For Art’s Sake - Blossoming Blogs

Atlanta’s got the art-blog fascination

Art blogs are sweeping the nation, offering gossip, insight, navel-gazing introspection and a refreshing new take on a scene filled with enough ideas/pretense/gossip to keep Tom Wolfe typing into eternity.

Perhaps the art blog arrived just in the nick of time to counteract the obsession with trendiness and the oodles of mad cash that often pass for the heartbeat of the art world. The best blogs express the genuine fire in the belly people feel for the arts, thus these blogs go where much bloodless art criticism and institutional butt-covering fail to tread.

Atlanta has been getting in on the blog jones. The View From the Edge of the Universe - Visual Arts in Atlanta (www.chromogenia.typepad.com/artatlanta/) is an art blog helmed by Atlanta collector and curator Erik Schneider that’s already been linked to other well-known art blogs.

Schneider’s art blog is a well-written, nicely produced package with attitude that straddles the line between criticism and diary.

Schneider’s topics include hints about good buys in contemporary art, fun gossip about which Atlanta artists fly first class and which gallery owners fly coach, rants against the High Museum of Art for its failure to show contemporary work, rages against the blockbuster phenomenon in museum exhibition, discussions of his travels to New York art shows and shout-outs to local artists.

Sure, Schneider’s own interests dominate, including his friendship with Saltworks Gallery owner Brian Holcombe (a frequent companion in his blogs) and plugs for the work of his own boyfriend/artist, Bryan Schellinger. But after all, it is a blog, and Schneider makes no claim to journalistic objectivity.

Schneider was inspired to start his blog by critic Tyler Green’s acerbic, smart Modern Art Notes blog (www.artsjournal.com/man/).

“It was very personal. And [Green] posted lots of rumors and gossip, which was very interesting,” says Schneider, speaking from his Midtown townhouse, where he works as an accountant by day and a blogger by night.

“When I’m sick of doing accounting, I just stop and post,” Schneider says. “It’s a lot more work than I expected.”

But blogging has its own rewards. Schneider has about 150 readers a day. And he’s started getting calls from galleries, asking him to come to art openings. “My level of credibility in the Atlanta art world went up immeasurably just because I started writing this blog,” Schneider says.

Speaking of blogs, Talking Heads frontman David Byrne keeps one on his various gambols across the country(www.davidbyrne.com/journal/). Byrne has some choice snarkiness worth reading about his March 4 meta-PowerPoint performance at Atlanta’s Woodruff Arts Center. Befuddled by the omnipresence of Elton John cropping up on billboards and in discussions during his Atlanta visit, Byrne wonders, “What is it with Elton John and this town?”

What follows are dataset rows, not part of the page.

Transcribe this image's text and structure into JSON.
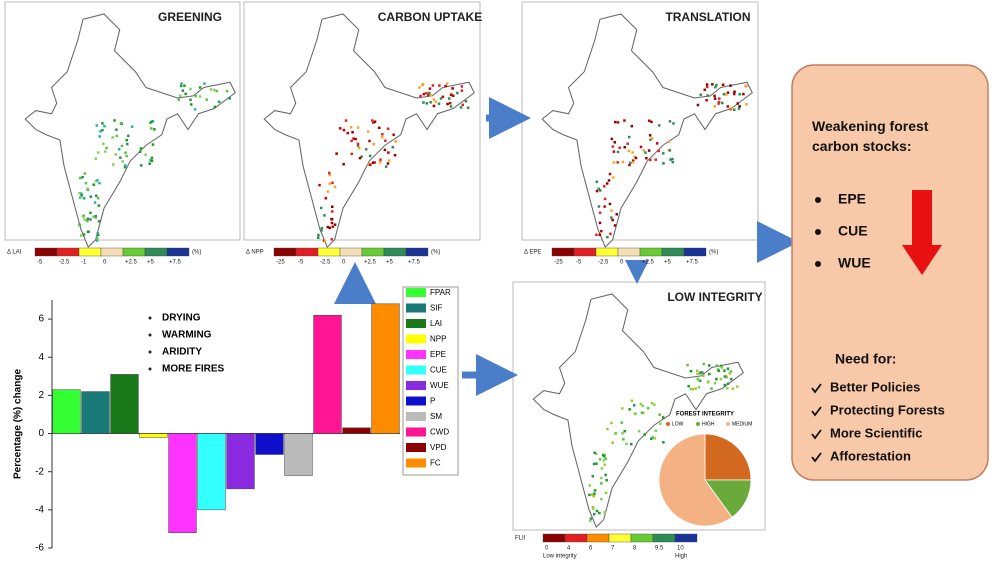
{
  "panels": [
    {
      "title": "GREENING",
      "colorbar_label": "Δ LAI",
      "colorbar_ticks": [
        "-5",
        "-2.5",
        "-1",
        "0",
        "+2.5",
        "+5",
        "+7.5"
      ],
      "unit": "(%)",
      "palette": [
        "#1a9a1a",
        "#55c43a",
        "#7dd35a",
        "#2e8b57",
        "#20b2aa"
      ]
    },
    {
      "title": "CARBON UPTAKE",
      "colorbar_label": "Δ NPP",
      "colorbar_ticks": [
        "-25",
        "-5",
        "-2.5",
        "0",
        "+2.5",
        "+5",
        "+7.5"
      ],
      "unit": "(%)",
      "palette": [
        "#c00000",
        "#e82020",
        "#f5a623",
        "#2e8b57",
        "#8b0000"
      ]
    },
    {
      "title": "TRANSLATION",
      "colorbar_label": "Δ EPE",
      "colorbar_ticks": [
        "-25",
        "-5",
        "-2.5",
        "0",
        "+2.5",
        "+5",
        "+7.5"
      ],
      "unit": "(%)",
      "palette": [
        "#c00000",
        "#e82020",
        "#8b0000",
        "#f5a623",
        "#2e8b57"
      ]
    },
    {
      "title": "LOW INTEGRITY",
      "colorbar_label": "FLII",
      "colorbar_ticks": [
        "0",
        "4",
        "6",
        "7",
        "8",
        "9.5",
        "10"
      ],
      "colorbar_end_labels": [
        "Low integrity",
        "High"
      ],
      "palette": [
        "#1a9a1a",
        "#55c43a",
        "#2e8b57",
        "#7dd35a",
        "#9acd32"
      ]
    }
  ],
  "drivers": [
    "DRYING",
    "WARMING",
    "ARIDITY",
    "MORE FIRES"
  ],
  "summary": {
    "heading": "Weakening forest carbon stocks:",
    "items": [
      "EPE",
      "CUE",
      "WUE"
    ],
    "need_heading": "Need for:",
    "needs": [
      "Better Policies",
      "Protecting Forests",
      "More Scientific",
      "Afforestation"
    ]
  },
  "chart_data": [
    {
      "type": "bar",
      "y_label": "Percentage (%) change",
      "categories": [
        "FPAR",
        "SIF",
        "LAI",
        "NPP",
        "EPE",
        "CUE",
        "WUE",
        "P",
        "SM",
        "CWD",
        "VPD",
        "FC"
      ],
      "values": [
        2.3,
        2.2,
        3.1,
        -0.2,
        -5.2,
        -4.0,
        -2.9,
        -1.1,
        -2.2,
        6.2,
        0.3,
        6.8
      ],
      "colors": [
        "#33ff33",
        "#1a7a7a",
        "#1a7a1a",
        "#ffff00",
        "#ff33ff",
        "#33ffff",
        "#8a2be2",
        "#1010cc",
        "#bbbbbb",
        "#ff1493",
        "#8b0000",
        "#ff8c00"
      ],
      "ylim": [
        -6,
        7
      ],
      "yticks": [
        -6,
        -4,
        -2,
        0,
        2,
        4,
        6
      ]
    },
    {
      "type": "pie",
      "title": "FOREST INTEGRITY",
      "categories": [
        "LOW",
        "HIGH",
        "MEDIUM"
      ],
      "values": [
        25,
        15,
        60
      ],
      "colors": [
        "#d2691e",
        "#6aaa3a",
        "#f4b183"
      ]
    }
  ]
}
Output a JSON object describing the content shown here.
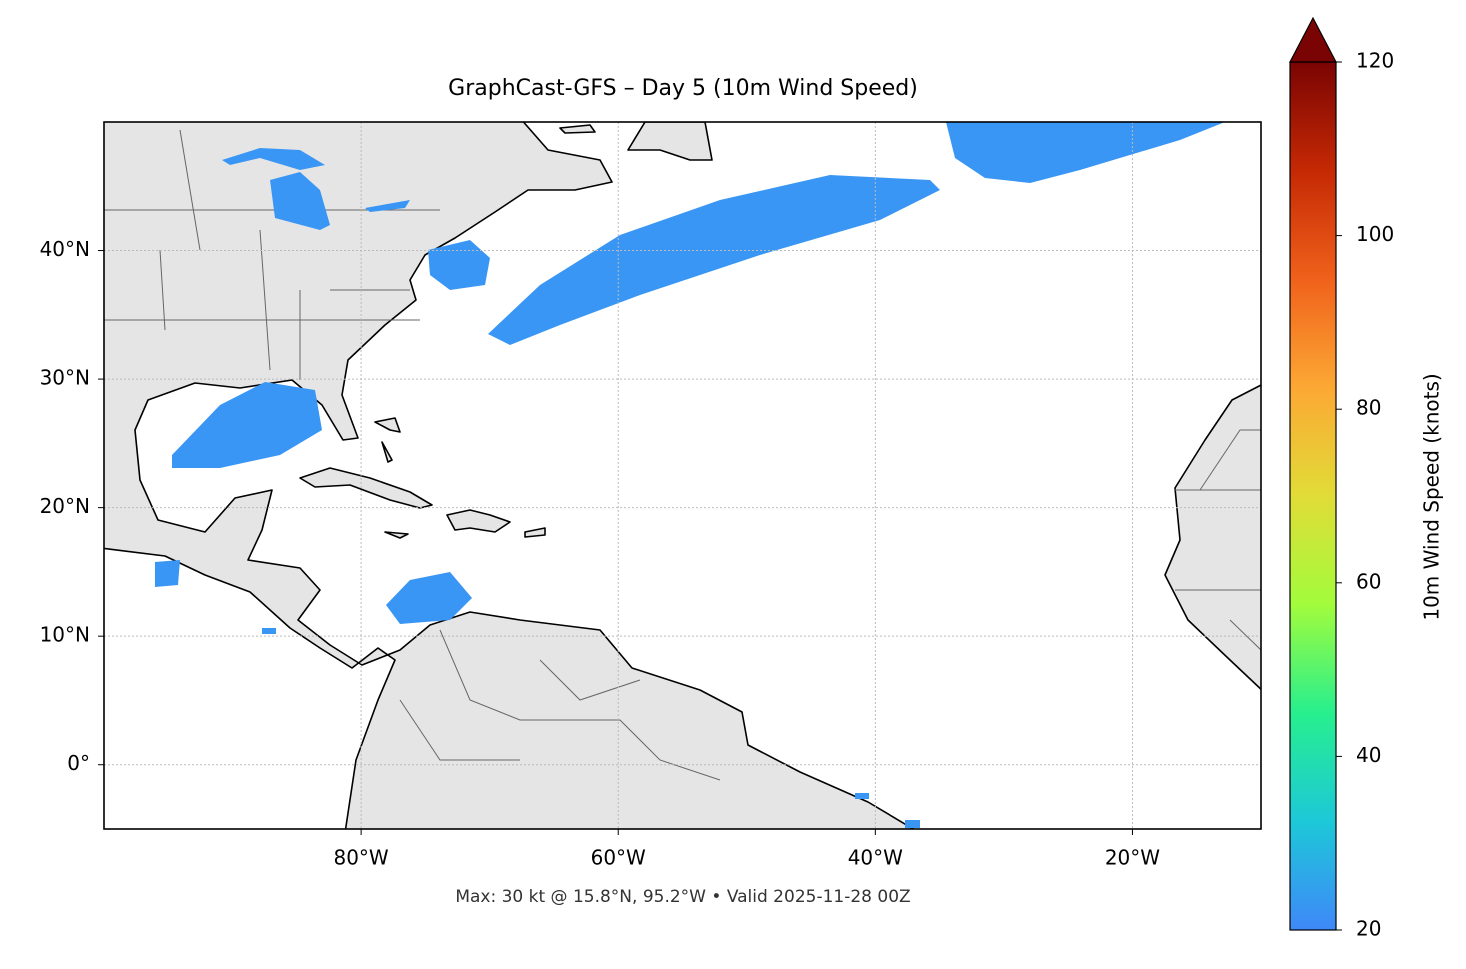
{
  "chart_data": {
    "type": "map",
    "title": "GraphCast-GFS – Day 5 (10m Wind Speed)",
    "xlim": [
      -100,
      -10
    ],
    "xticks": [
      {
        "value": -80,
        "label": "80°W"
      },
      {
        "value": -60,
        "label": "60°W"
      },
      {
        "value": -40,
        "label": "40°W"
      },
      {
        "value": -20,
        "label": "20°W"
      }
    ],
    "ylim": [
      -5,
      50
    ],
    "yticks": [
      {
        "value": 0,
        "label": "0°"
      },
      {
        "value": 10,
        "label": "10°N"
      },
      {
        "value": 20,
        "label": "20°N"
      },
      {
        "value": 30,
        "label": "30°N"
      },
      {
        "value": 40,
        "label": "40°N"
      }
    ],
    "grid": true,
    "footer": "Max: 30 kt @ 15.8°N, 95.2°W • Valid 2025-11-28 00Z",
    "colorbar": {
      "label": "10m Wind Speed (knots)",
      "lim": [
        20,
        120
      ],
      "ticks": [
        20,
        40,
        60,
        80,
        100,
        120
      ],
      "colors": [
        "#3f88f8",
        "#1dc8d8",
        "#27ef8e",
        "#a2fc3c",
        "#e1dc37",
        "#fca834",
        "#f0611b",
        "#c52904",
        "#7a0403"
      ]
    }
  }
}
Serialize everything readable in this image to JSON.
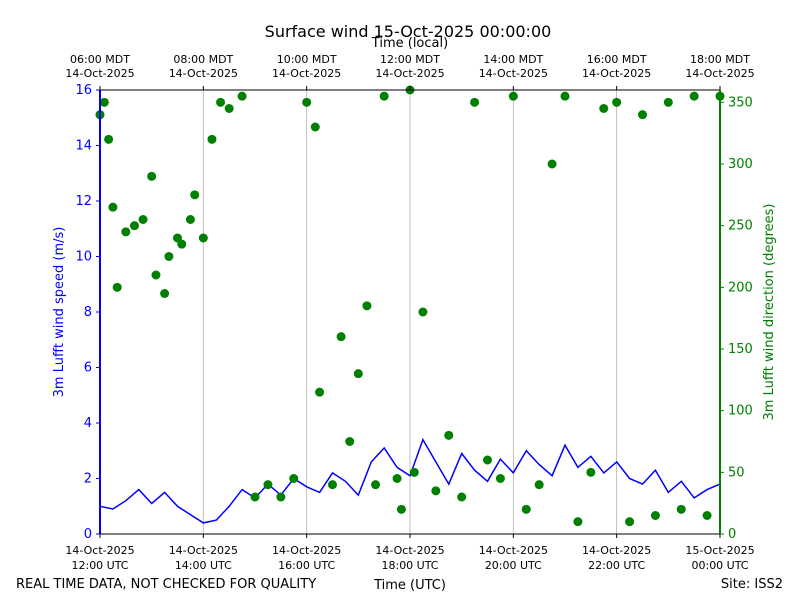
{
  "chart_data": {
    "type": "line",
    "title": "Surface wind 15-Oct-2025 00:00:00",
    "xlabel": "Time (UTC)",
    "xlabel_top": "Time (local)",
    "ylabel": "3m Lufft wind speed (m/s)",
    "ylabel_right": "3m Lufft wind direction (degrees)",
    "footer_left": "REAL TIME DATA, NOT CHECKED FOR QUALITY",
    "footer_right": "Site: ISS2",
    "xlim": [
      "2025-10-14T12:00Z",
      "2025-10-15T00:00Z"
    ],
    "ylim": [
      0,
      16
    ],
    "ylim_right": [
      0,
      360
    ],
    "grid": "vertical",
    "x_ticks_bottom": [
      {
        "t": "2025-10-14T12:00Z",
        "date": "14-Oct-2025",
        "time": "12:00 UTC"
      },
      {
        "t": "2025-10-14T14:00Z",
        "date": "14-Oct-2025",
        "time": "14:00 UTC"
      },
      {
        "t": "2025-10-14T16:00Z",
        "date": "14-Oct-2025",
        "time": "16:00 UTC"
      },
      {
        "t": "2025-10-14T18:00Z",
        "date": "14-Oct-2025",
        "time": "18:00 UTC"
      },
      {
        "t": "2025-10-14T20:00Z",
        "date": "14-Oct-2025",
        "time": "20:00 UTC"
      },
      {
        "t": "2025-10-14T22:00Z",
        "date": "14-Oct-2025",
        "time": "22:00 UTC"
      },
      {
        "t": "2025-10-15T00:00Z",
        "date": "15-Oct-2025",
        "time": "00:00 UTC"
      }
    ],
    "x_ticks_top": [
      {
        "t": "2025-10-14T12:00Z",
        "time": "06:00 MDT",
        "date": "14-Oct-2025"
      },
      {
        "t": "2025-10-14T14:00Z",
        "time": "08:00 MDT",
        "date": "14-Oct-2025"
      },
      {
        "t": "2025-10-14T16:00Z",
        "time": "10:00 MDT",
        "date": "14-Oct-2025"
      },
      {
        "t": "2025-10-14T18:00Z",
        "time": "12:00 MDT",
        "date": "14-Oct-2025"
      },
      {
        "t": "2025-10-14T20:00Z",
        "time": "14:00 MDT",
        "date": "14-Oct-2025"
      },
      {
        "t": "2025-10-14T22:00Z",
        "time": "16:00 MDT",
        "date": "14-Oct-2025"
      },
      {
        "t": "2025-10-15T00:00Z",
        "time": "18:00 MDT",
        "date": "14-Oct-2025"
      }
    ],
    "y_ticks_left": [
      0,
      2,
      4,
      6,
      8,
      10,
      12,
      14,
      16
    ],
    "y_ticks_right": [
      0,
      50,
      100,
      150,
      200,
      250,
      300,
      350
    ],
    "series": [
      {
        "axis": "left",
        "kind": "line",
        "color": "#0000ff",
        "x": [
          "2025-10-14T12:00Z",
          "2025-10-14T12:15Z",
          "2025-10-14T12:30Z",
          "2025-10-14T12:45Z",
          "2025-10-14T13:00Z",
          "2025-10-14T13:15Z",
          "2025-10-14T13:30Z",
          "2025-10-14T13:45Z",
          "2025-10-14T14:00Z",
          "2025-10-14T14:15Z",
          "2025-10-14T14:30Z",
          "2025-10-14T14:45Z",
          "2025-10-14T15:00Z",
          "2025-10-14T15:15Z",
          "2025-10-14T15:30Z",
          "2025-10-14T15:45Z",
          "2025-10-14T16:00Z",
          "2025-10-14T16:15Z",
          "2025-10-14T16:30Z",
          "2025-10-14T16:45Z",
          "2025-10-14T17:00Z",
          "2025-10-14T17:15Z",
          "2025-10-14T17:30Z",
          "2025-10-14T17:45Z",
          "2025-10-14T18:00Z",
          "2025-10-14T18:15Z",
          "2025-10-14T18:30Z",
          "2025-10-14T18:45Z",
          "2025-10-14T19:00Z",
          "2025-10-14T19:15Z",
          "2025-10-14T19:30Z",
          "2025-10-14T19:45Z",
          "2025-10-14T20:00Z",
          "2025-10-14T20:15Z",
          "2025-10-14T20:30Z",
          "2025-10-14T20:45Z",
          "2025-10-14T21:00Z",
          "2025-10-14T21:15Z",
          "2025-10-14T21:30Z",
          "2025-10-14T21:45Z",
          "2025-10-14T22:00Z",
          "2025-10-14T22:15Z",
          "2025-10-14T22:30Z",
          "2025-10-14T22:45Z",
          "2025-10-14T23:00Z",
          "2025-10-14T23:15Z",
          "2025-10-14T23:30Z",
          "2025-10-14T23:45Z",
          "2025-10-15T00:00Z"
        ],
        "y": [
          1.0,
          0.9,
          1.2,
          1.6,
          1.1,
          1.5,
          1.0,
          0.7,
          0.4,
          0.5,
          1.0,
          1.6,
          1.3,
          1.8,
          1.4,
          2.0,
          1.7,
          1.5,
          2.2,
          1.9,
          1.4,
          2.6,
          3.1,
          2.4,
          2.1,
          3.4,
          2.6,
          1.8,
          2.9,
          2.3,
          1.9,
          2.7,
          2.2,
          3.0,
          2.5,
          2.1,
          3.2,
          2.4,
          2.8,
          2.2,
          2.6,
          2.0,
          1.8,
          2.3,
          1.5,
          1.9,
          1.3,
          1.6,
          1.8
        ]
      },
      {
        "axis": "right",
        "kind": "points",
        "color": "#008000",
        "x": [
          "2025-10-14T12:00Z",
          "2025-10-14T12:05Z",
          "2025-10-14T12:10Z",
          "2025-10-14T12:15Z",
          "2025-10-14T12:20Z",
          "2025-10-14T12:30Z",
          "2025-10-14T12:40Z",
          "2025-10-14T12:50Z",
          "2025-10-14T13:00Z",
          "2025-10-14T13:05Z",
          "2025-10-14T13:15Z",
          "2025-10-14T13:20Z",
          "2025-10-14T13:30Z",
          "2025-10-14T13:35Z",
          "2025-10-14T13:45Z",
          "2025-10-14T13:50Z",
          "2025-10-14T14:00Z",
          "2025-10-14T14:10Z",
          "2025-10-14T14:20Z",
          "2025-10-14T14:30Z",
          "2025-10-14T14:45Z",
          "2025-10-14T15:00Z",
          "2025-10-14T15:15Z",
          "2025-10-14T15:30Z",
          "2025-10-14T15:45Z",
          "2025-10-14T16:00Z",
          "2025-10-14T16:10Z",
          "2025-10-14T16:15Z",
          "2025-10-14T16:30Z",
          "2025-10-14T16:40Z",
          "2025-10-14T16:50Z",
          "2025-10-14T17:00Z",
          "2025-10-14T17:10Z",
          "2025-10-14T17:20Z",
          "2025-10-14T17:30Z",
          "2025-10-14T17:45Z",
          "2025-10-14T17:50Z",
          "2025-10-14T18:00Z",
          "2025-10-14T18:05Z",
          "2025-10-14T18:15Z",
          "2025-10-14T18:30Z",
          "2025-10-14T18:45Z",
          "2025-10-14T19:00Z",
          "2025-10-14T19:15Z",
          "2025-10-14T19:30Z",
          "2025-10-14T19:45Z",
          "2025-10-14T20:00Z",
          "2025-10-14T20:15Z",
          "2025-10-14T20:30Z",
          "2025-10-14T20:45Z",
          "2025-10-14T21:00Z",
          "2025-10-14T21:15Z",
          "2025-10-14T21:30Z",
          "2025-10-14T21:45Z",
          "2025-10-14T22:00Z",
          "2025-10-14T22:15Z",
          "2025-10-14T22:30Z",
          "2025-10-14T22:45Z",
          "2025-10-14T23:00Z",
          "2025-10-14T23:15Z",
          "2025-10-14T23:30Z",
          "2025-10-14T23:45Z",
          "2025-10-15T00:00Z"
        ],
        "y": [
          340,
          350,
          320,
          265,
          200,
          245,
          250,
          255,
          290,
          210,
          195,
          225,
          240,
          235,
          255,
          275,
          240,
          320,
          350,
          345,
          355,
          30,
          40,
          30,
          45,
          350,
          330,
          115,
          40,
          160,
          75,
          130,
          185,
          40,
          355,
          45,
          20,
          360,
          50,
          180,
          35,
          80,
          30,
          350,
          60,
          45,
          355,
          20,
          40,
          300,
          355,
          10,
          50,
          345,
          350,
          10,
          340,
          15,
          350,
          20,
          355,
          15,
          355
        ]
      }
    ]
  }
}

David, FYI: We worship Elton John as a god.

Other notable blogs: Gallery Hopper (www.galleryhopper.org); Digital Media Tree (www.digitalmediatree.com); From the Floor (www.fromthefloor.blogspot.com); and Artopia(www.artsjournal.com/artopia/).

CARTOON NETWORK’S talented, irreverent illustrators and graphic designers (including Jacob Escobedo and Brandon Lively) will stage a one-night exhibition, Ham Hands and You: Art from Inside Cartoon Network, at the Five Spot in Little Five Points, May 6. 404-223-1100.

FOR FIRE FANATICS, the annual RIPE event (www.ripeatlanta.com) returns May 7. There will be a plethora of fire play and kooky getups at the Historic Candler Smith Warehouse District on the city’s west side. The event runs from sunset to sunrise, or as long as your body paint holds out.

FOR KIDDIE ART FREAKS in your life, several local events might provide diversion. Though the Carter Center was crawling with the elderly set during a recent tour of Hand to Hand: Two Grand Masters of Suzhou Embroidery (through June 11), the absurdly complicated embroidered renditions of kitties, Bengal tigers and vases of peonies are visual crack to kitsch-receptive kiddies, and the technique is equally trippy for their adult companions, who will marvel at the degree of patience and skill (and the inevitable back problems) entailed in creating these remarkable works. Another surefire bet for children is the Atlanta Botanical Garden’s whimsical Locomotion in the Garden exhibit (through October) featuring a tiny train-centric village modeled from plant materials including fungi, moss and pine cone bits. The miniature renditions of Atlanta’s Capitol building, CNN Center and the Fox Theatre loop-de-looped by ever-circling trains make Atlanta look like something out of J.R. Tolkien’s Middle Earth.